После официальной части подполковник Али Кули Мирза покидает нас, сославшись на плохое самочувствие. На прощание он пожимает мне руку.
– Вы достойный офицер, штабс-ротмистр! Уверен, это не последняя ваша награда.
Во время паузы и перемены блюд я случайно оказываюсь возле Маннергейма. Тот успел хорошо принять на грудь, его лицо раскраснелось.

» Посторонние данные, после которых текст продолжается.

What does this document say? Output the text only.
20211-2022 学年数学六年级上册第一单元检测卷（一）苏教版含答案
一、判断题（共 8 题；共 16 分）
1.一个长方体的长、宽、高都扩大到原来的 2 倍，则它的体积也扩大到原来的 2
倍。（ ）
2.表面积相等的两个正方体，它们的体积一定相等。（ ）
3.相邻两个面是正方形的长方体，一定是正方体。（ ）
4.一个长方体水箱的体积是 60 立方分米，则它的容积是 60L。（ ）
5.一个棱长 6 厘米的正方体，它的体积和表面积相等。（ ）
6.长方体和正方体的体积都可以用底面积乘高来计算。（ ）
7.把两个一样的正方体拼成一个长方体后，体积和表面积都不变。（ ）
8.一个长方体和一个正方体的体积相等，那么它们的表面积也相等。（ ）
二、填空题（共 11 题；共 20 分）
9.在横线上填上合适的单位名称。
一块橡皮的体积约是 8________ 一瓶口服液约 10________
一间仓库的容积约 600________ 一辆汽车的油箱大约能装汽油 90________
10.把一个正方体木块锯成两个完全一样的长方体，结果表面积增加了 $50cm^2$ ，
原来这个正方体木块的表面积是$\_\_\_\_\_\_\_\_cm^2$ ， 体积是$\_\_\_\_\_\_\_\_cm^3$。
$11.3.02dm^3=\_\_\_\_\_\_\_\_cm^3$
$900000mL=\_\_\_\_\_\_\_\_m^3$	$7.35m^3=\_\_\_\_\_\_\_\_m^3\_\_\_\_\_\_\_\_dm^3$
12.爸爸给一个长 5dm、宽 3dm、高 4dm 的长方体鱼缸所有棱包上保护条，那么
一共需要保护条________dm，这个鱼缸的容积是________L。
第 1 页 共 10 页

– Николай Михалыч, примите и от меня лично поздравление со столь высокой наградой, – произносит он.
Барон высокий, на полголовы выше меня, очень стройный и подтянутый, сразу чувствуется прежняя служба в кавалергардах. Во время ходьбы он слегка прихрамывает – несколько лет назад породистая кобыла показала свой норов и разбила ему коленную чашечку.
– Большое спасибо, Густав Карлович. Для меня это большая честь, – раскланиваюсь я.
– Командир полка сказал, что вы постоянно что-то изобретаете и пытаетесь внедрить в войсках, – продолжает проявлять свой интерес ко мне Маннергейм.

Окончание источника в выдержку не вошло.